There is a Pennsylvania state law that prevents local governments from passing ordinances that keep pork-producing corporations from coming into their area and setting up "farms" with thousands of pigs, with all their attendant potential for pollution disasters. I have no proof that legislators were influenced by pork corporations, but who else benefits from this law? Large contributions to campaigns by these corporations are a matter of record.

Defending Against Corporate Harm

I have mentioned only a few examples of corporate abuse. Citizens who fight against these and other destructive practices of giant corporations can find themselves tied up for years in a battle to stop just one hog factory from locating in their neighborhood, or to keep just one plant from discharging toxic wastes into one stream. How did corporations get to be so powerful? The colonists fought the revolution to free themselves from the East India Company, the Hudson Bay Company, and the other corporations chartered by King George. Even the colonies themselves were chartered for the sole purpose of stripping the New World of its resources and sending its wealth back to England. The revolutionists hated corporate oppression as much as they hated the King.
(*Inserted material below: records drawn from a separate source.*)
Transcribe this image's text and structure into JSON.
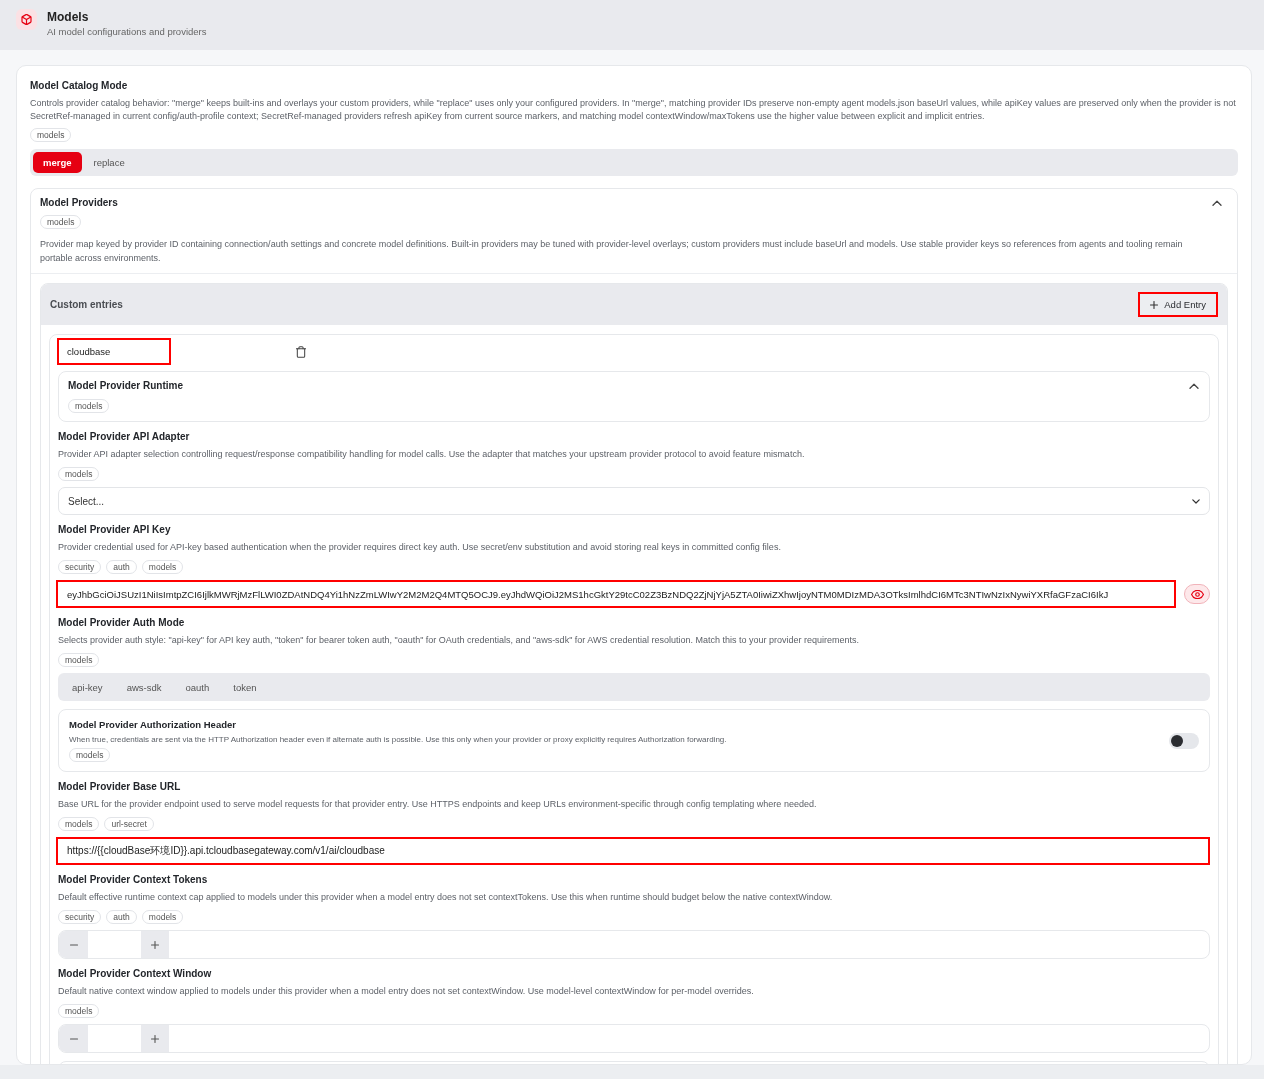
{
  "header": {
    "title": "Models",
    "subtitle": "AI model configurations and providers"
  },
  "catalog_mode": {
    "title": "Model Catalog Mode",
    "description": "Controls provider catalog behavior: \"merge\" keeps built-ins and overlays your custom providers, while \"replace\" uses only your configured providers. In \"merge\", matching provider IDs preserve non-empty agent models.json baseUrl values, while apiKey values are preserved only when the provider is not SecretRef-managed in current config/auth-profile context; SecretRef-managed providers refresh apiKey from current source markers, and matching model contextWindow/maxTokens use the higher value between explicit and implicit entries.",
    "tags": [
      "models"
    ],
    "options": [
      {
        "label": "merge",
        "selected": true
      },
      {
        "label": "replace",
        "selected": false
      }
    ]
  },
  "providers": {
    "title": "Model Providers",
    "expanded": true,
    "tags": [
      "models"
    ],
    "description": "Provider map keyed by provider ID containing connection/auth settings and concrete model definitions. Built-in providers may be tuned with provider-level overlays; custom providers must include baseUrl and models. Use stable provider keys so references from agents and tooling remain portable across environments.",
    "custom_entries": {
      "title": "Custom entries",
      "add_button": {
        "label": "Add Entry",
        "highlighted": true
      },
      "entries": [
        {
          "name": "cloudbase",
          "highlighted": true,
          "fields": [
            {
              "kind": "group",
              "title": "Model Provider Runtime",
              "tags": [
                "models"
              ],
              "expanded": true
            },
            {
              "kind": "select",
              "title": "Model Provider API Adapter",
              "description": "Provider API adapter selection controlling request/response compatibility handling for model calls. Use the adapter that matches your upstream provider protocol to avoid feature mismatch.",
              "tags": [
                "models"
              ],
              "placeholder": "Select..."
            },
            {
              "kind": "secret",
              "title": "Model Provider API Key",
              "description": "Provider credential used for API-key based authentication when the provider requires direct key auth. Use secret/env substitution and avoid storing real keys in committed config files.",
              "tags": [
                "security",
                "auth",
                "models"
              ],
              "value": "eyJhbGciOiJSUzI1NiIsImtpZCI6IjlkMWRjMzFlLWI0ZDAtNDQ4Yi1hNzZmLWIwY2M2M2Q4MTQ5OCJ9.eyJhdWQiOiJ2MS1hcGktY29tcC02Z3BzNDQ2ZjNjYjA5ZTA0IiwiZXhwIjoyNTM0MDIzMDA3OTksImlhdCI6MTc3NTIwNzIxNywiYXRfaGFzaCI6IkJ",
              "highlighted": true
            },
            {
              "kind": "choice",
              "title": "Model Provider Auth Mode",
              "description": "Selects provider auth style: \"api-key\" for API key auth, \"token\" for bearer token auth, \"oauth\" for OAuth credentials, and \"aws-sdk\" for AWS credential resolution. Match this to your provider requirements.",
              "tags": [
                "models"
              ],
              "options": [
                {
                  "label": "api-key",
                  "selected": false
                },
                {
                  "label": "aws-sdk",
                  "selected": false
                },
                {
                  "label": "oauth",
                  "selected": false
                },
                {
                  "label": "token",
                  "selected": false
                }
              ]
            },
            {
              "kind": "toggle",
              "title": "Model Provider Authorization Header",
              "description": "When true, credentials are sent via the HTTP Authorization header even if alternate auth is possible. Use this only when your provider or proxy explicitly requires Authorization forwarding.",
              "tags": [
                "models"
              ],
              "on": false
            },
            {
              "kind": "text",
              "title": "Model Provider Base URL",
              "description": "Base URL for the provider endpoint used to serve model requests for that provider entry. Use HTTPS endpoints and keep URLs environment-specific through config templating where needed.",
              "tags": [
                "models",
                "url-secret"
              ],
              "value": "https://{{cloudBase环境ID}}.api.tcloudbasegateway.com/v1/ai/cloudbase",
              "highlighted": true
            },
            {
              "kind": "number",
              "title": "Model Provider Context Tokens",
              "description": "Default effective runtime context cap applied to models under this provider when a model entry does not set contextTokens. Use this when runtime should budget below the native contextWindow.",
              "tags": [
                "security",
                "auth",
                "models"
              ]
            },
            {
              "kind": "number",
              "title": "Model Provider Context Window",
              "description": "Default native context window applied to models under this provider when a model entry does not set contextWindow. Use model-level contextWindow for per-model overrides.",
              "tags": [
                "models"
              ]
            }
          ]
        }
      ]
    }
  }
}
In fact, the framers of the constitution distrusted corporate power so completely that they did not even mention corporations in the document. They left it to the citizenry, through their elected legislators, to charter only those corporations necessary for the public good.

The states only chartered a handful in the first few decades of the new country. In the beginning, the states limited the life of corporations to 20 to 50 years, and they retained the right to dissolve any corporation for doing harm. States even prohibited corporations from making any political contributions, or influencing legislation either directly or indirectly. State legislatures set the rate that corporations could charge for their products or services and limited them in many other ways. They regarded them with great suspicion.
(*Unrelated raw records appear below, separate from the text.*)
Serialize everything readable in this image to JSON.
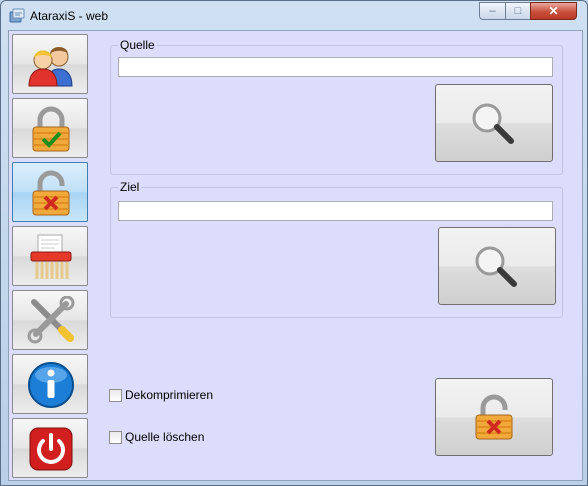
{
  "window": {
    "title": "AtaraxiS - web"
  },
  "titlebar_buttons": {
    "minimize": "–",
    "maximize": "□",
    "close": "✕"
  },
  "sidebar": {
    "items": [
      {
        "icon": "users-icon",
        "active": false
      },
      {
        "icon": "lock-check-icon",
        "active": false
      },
      {
        "icon": "unlock-x-icon",
        "active": true
      },
      {
        "icon": "shredder-icon",
        "active": false
      },
      {
        "icon": "tools-icon",
        "active": false
      },
      {
        "icon": "info-icon",
        "active": false
      },
      {
        "icon": "power-icon",
        "active": false
      }
    ]
  },
  "source": {
    "label": "Quelle",
    "value": ""
  },
  "target": {
    "label": "Ziel",
    "value": ""
  },
  "options": {
    "decompress_label": "Dekomprimieren",
    "delete_source_label": "Quelle löschen",
    "decompress_checked": false,
    "delete_source_checked": false
  },
  "colors": {
    "client_bg": "#dcdcfc",
    "accent": "#3c7fb1"
  }
}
Times changed; the people forgot about the problems of colonial days.

But even a hundred years later, highly placed government officials, still wary, warned about the wealth and power of the corporations chartered by the states. In 1888 president Grover Cleveland said, "Corporations, which should be carefully restrained creatures of the law and servants of the people, are fast becoming the peoples masters". As late as 1916 Supreme Court Justice Louis Brandeis referred to corporations as "the Frankenstein monster which states have created by their corporation laws".

Corporate Power

How is it that corporations are now so powerful that few dare to criticize them? The corporately controlled media dismiss clear, practical thinking about corporations as mere "conspiracy theories" cooked up by "unbalanced crackpots". We citizens are not told that we, the sovereign people, still have the power to dictate terms to corporations ( or indeed that we ever possessed that power and exercised it). Instead, unless we just passively accept the harm they do, we spend our time fighting in the regulatory agencies and the courts, where the odds are stacked against us. By getting us to attack each separate instance of failure to follow the law, they deflect us from reigning in the corporation itself and limiting it to serving the needs of the people.
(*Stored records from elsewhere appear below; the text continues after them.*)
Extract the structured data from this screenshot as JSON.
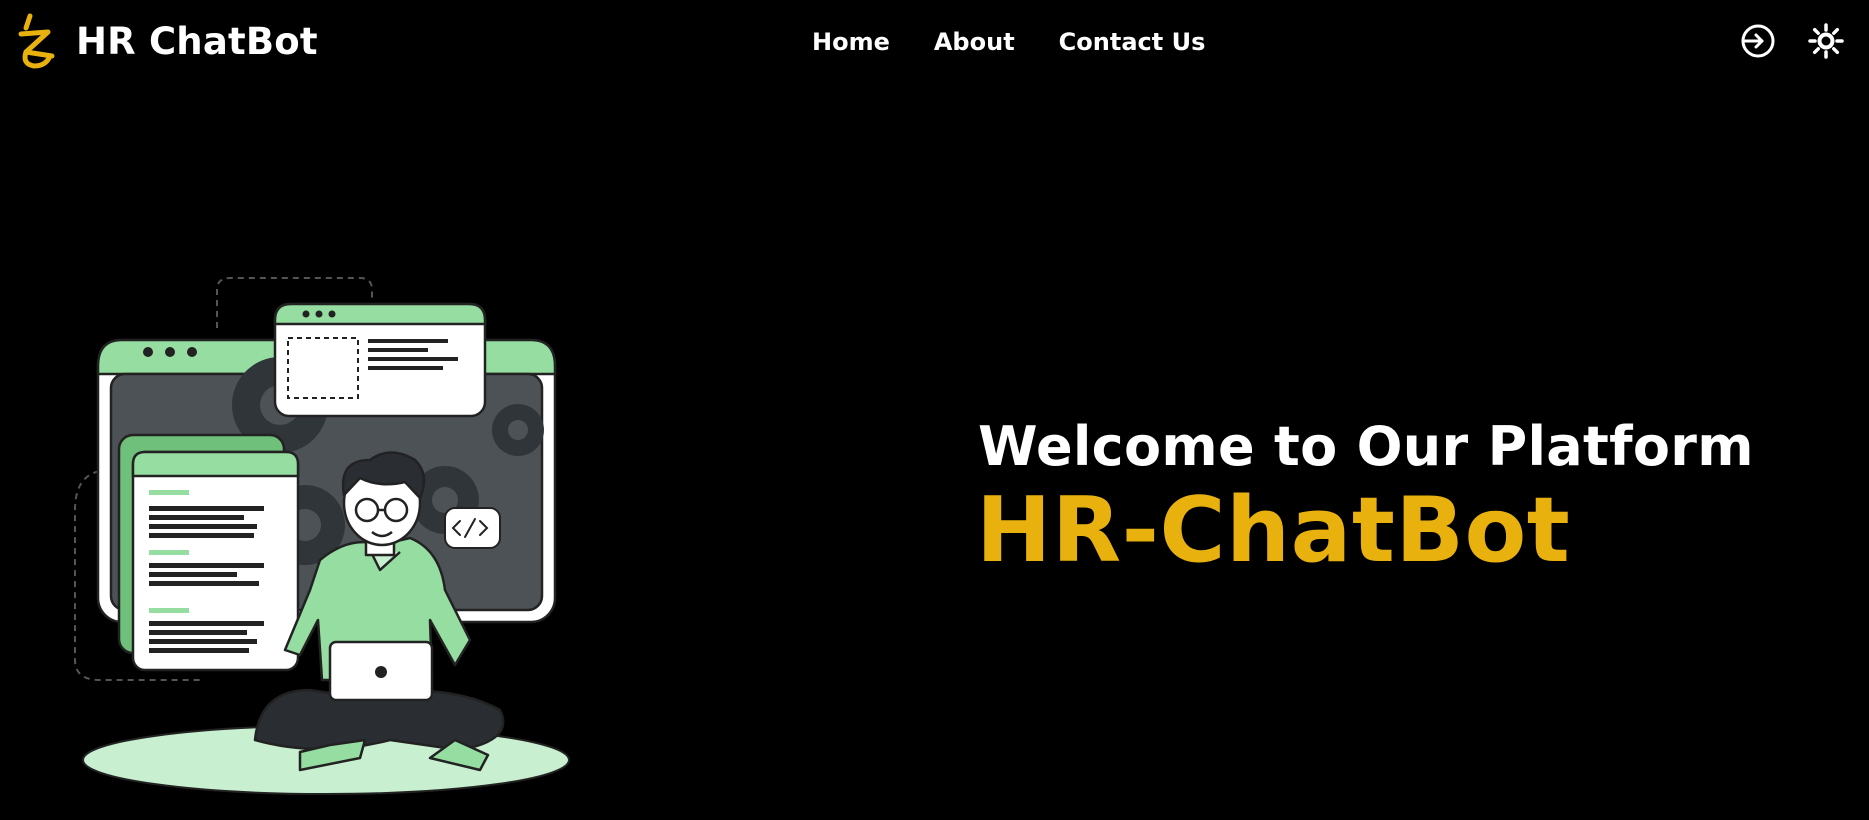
{
  "navbar": {
    "brand_name": "HR ChatBot",
    "links": [
      {
        "label": "Home"
      },
      {
        "label": "About"
      },
      {
        "label": "Contact Us"
      }
    ],
    "icons": {
      "login": "login-icon",
      "theme": "sun-icon"
    }
  },
  "hero": {
    "subtitle": "Welcome to Our Platform",
    "title": "HR-ChatBot",
    "illustration": "developer-with-laptop-illustration"
  },
  "colors": {
    "background": "#000000",
    "accent": "#E8B10E",
    "text": "#FFFFFF",
    "illustration_green": "#95DDA0"
  }
}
More and more we are living in a world where everything is for sale, where the people no longer can protect human rights, their environment, or their way of life when these values interfere with corporate profits. It comes down, not regulations, but to power, to who defines what corporations are and what they can do. The challenge is not to eliminate corporations, but for we the people, to take back our sovereignty over them.